Afyon’da da devam eden mahkeme neticelendi. 1956 tarihinde Risale-i Nur’u inceleyen Diyanet İşleri Müşavere Kurulu verdiği bir raporla, Risale-i Nur’un iman ve ahlâkî tekemmülâta hizmet hususundaki vasfını ilân etti. Afyon mahkemesi de bu rapora istinaden, Risale-i Nur eserlerinin beraetine ve serbestiyetine karar verdi; hüküm kat’îleşti.
Afyon Mahkemesinin beraet kararından sonra, Isparta Sorgu Hâkimliği de men’-i muhakeme kararı verdi. Böylece, Risale-i Nur, birçok adlî süzgeçlerden geçerek umumî ve küllî bir serbestiyet ve hüsn-ü kabule mazhar oldu.

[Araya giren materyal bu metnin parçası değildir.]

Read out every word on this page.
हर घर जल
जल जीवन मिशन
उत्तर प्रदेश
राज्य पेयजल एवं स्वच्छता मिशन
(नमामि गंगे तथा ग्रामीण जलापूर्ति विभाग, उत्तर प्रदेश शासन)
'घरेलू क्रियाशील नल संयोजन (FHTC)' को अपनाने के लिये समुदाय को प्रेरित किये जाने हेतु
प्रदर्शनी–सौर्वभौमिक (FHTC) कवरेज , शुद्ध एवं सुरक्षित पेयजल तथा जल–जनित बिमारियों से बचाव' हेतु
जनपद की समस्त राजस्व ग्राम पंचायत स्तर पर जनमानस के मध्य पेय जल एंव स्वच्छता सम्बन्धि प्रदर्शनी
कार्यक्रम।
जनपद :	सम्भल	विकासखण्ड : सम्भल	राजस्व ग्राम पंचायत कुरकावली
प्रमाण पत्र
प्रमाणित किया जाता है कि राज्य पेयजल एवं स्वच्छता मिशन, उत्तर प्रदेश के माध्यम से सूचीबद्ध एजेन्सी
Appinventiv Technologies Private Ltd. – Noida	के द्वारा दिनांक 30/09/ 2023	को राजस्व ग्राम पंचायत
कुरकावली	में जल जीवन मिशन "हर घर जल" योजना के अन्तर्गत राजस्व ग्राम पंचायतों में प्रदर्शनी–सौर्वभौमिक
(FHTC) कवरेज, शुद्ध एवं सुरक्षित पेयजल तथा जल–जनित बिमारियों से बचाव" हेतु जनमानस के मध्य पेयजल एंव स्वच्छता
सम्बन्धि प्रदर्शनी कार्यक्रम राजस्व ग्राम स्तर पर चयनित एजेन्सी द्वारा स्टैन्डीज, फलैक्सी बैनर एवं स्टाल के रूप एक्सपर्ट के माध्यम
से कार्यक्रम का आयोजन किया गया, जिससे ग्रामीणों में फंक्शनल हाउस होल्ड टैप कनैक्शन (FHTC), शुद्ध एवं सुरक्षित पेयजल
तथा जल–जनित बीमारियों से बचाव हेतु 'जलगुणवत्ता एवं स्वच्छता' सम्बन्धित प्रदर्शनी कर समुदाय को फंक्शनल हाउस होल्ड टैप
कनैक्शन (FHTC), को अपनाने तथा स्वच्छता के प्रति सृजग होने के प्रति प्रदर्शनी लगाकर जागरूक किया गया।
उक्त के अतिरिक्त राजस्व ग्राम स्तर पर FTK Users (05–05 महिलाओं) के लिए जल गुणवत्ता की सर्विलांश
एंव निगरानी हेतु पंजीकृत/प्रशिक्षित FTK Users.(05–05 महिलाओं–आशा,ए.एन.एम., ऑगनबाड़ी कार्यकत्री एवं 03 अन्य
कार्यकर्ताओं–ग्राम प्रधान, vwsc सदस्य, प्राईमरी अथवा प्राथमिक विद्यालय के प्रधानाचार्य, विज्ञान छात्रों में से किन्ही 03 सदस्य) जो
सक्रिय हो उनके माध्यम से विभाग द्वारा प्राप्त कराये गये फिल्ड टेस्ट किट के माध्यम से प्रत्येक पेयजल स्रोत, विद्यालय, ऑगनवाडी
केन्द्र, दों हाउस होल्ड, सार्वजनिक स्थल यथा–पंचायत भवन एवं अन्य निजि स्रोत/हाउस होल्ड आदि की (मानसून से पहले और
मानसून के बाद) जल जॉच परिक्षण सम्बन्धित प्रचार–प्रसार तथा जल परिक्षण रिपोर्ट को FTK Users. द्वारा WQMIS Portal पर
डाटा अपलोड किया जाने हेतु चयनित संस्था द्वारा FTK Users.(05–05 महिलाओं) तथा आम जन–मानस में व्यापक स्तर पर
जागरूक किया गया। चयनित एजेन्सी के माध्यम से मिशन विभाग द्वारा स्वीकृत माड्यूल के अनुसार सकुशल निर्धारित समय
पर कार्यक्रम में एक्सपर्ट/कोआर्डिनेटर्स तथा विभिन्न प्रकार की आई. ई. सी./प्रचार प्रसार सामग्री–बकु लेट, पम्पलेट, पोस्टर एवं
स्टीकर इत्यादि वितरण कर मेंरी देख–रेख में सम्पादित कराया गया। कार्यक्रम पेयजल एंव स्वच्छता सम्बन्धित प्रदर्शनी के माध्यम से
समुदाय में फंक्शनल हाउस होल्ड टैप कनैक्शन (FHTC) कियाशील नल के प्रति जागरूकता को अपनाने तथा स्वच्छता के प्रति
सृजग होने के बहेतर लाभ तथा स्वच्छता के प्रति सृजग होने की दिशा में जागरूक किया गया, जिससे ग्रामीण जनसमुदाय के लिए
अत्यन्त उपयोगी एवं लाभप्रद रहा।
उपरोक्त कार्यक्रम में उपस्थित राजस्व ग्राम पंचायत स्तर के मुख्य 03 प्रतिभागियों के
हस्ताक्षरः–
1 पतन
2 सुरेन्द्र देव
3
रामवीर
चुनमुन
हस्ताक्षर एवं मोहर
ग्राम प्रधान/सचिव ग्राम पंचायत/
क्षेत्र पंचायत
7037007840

Nurların neşri: Anadolu’nun birçok yerlerinde Nurlara hizmet devam etmekle beraber; bilhassa Ankara, İstanbul, Diyarbakır, Urfa Medrese-i Nuriyeleri yalnız bulundukları muhitte değil, çok geniş bir sahada hizmet-i imaniyede bulundular. Bu hizmetleri; yalnız bir kişi değil, bir merkez değil, yalnız malum şahıslar değil; hizmet-i Kur’aniye olduğu için, pek çok vecihlerde, pek çok zatlar tarafından ifa edildi. İsmi bilinmeyen nice halis talebeler, sadık mü’minler, bu hizmet-i kudsiyede çalıştılar, Nur-u Muhammedî’nin yayılmasına gayret ettiler.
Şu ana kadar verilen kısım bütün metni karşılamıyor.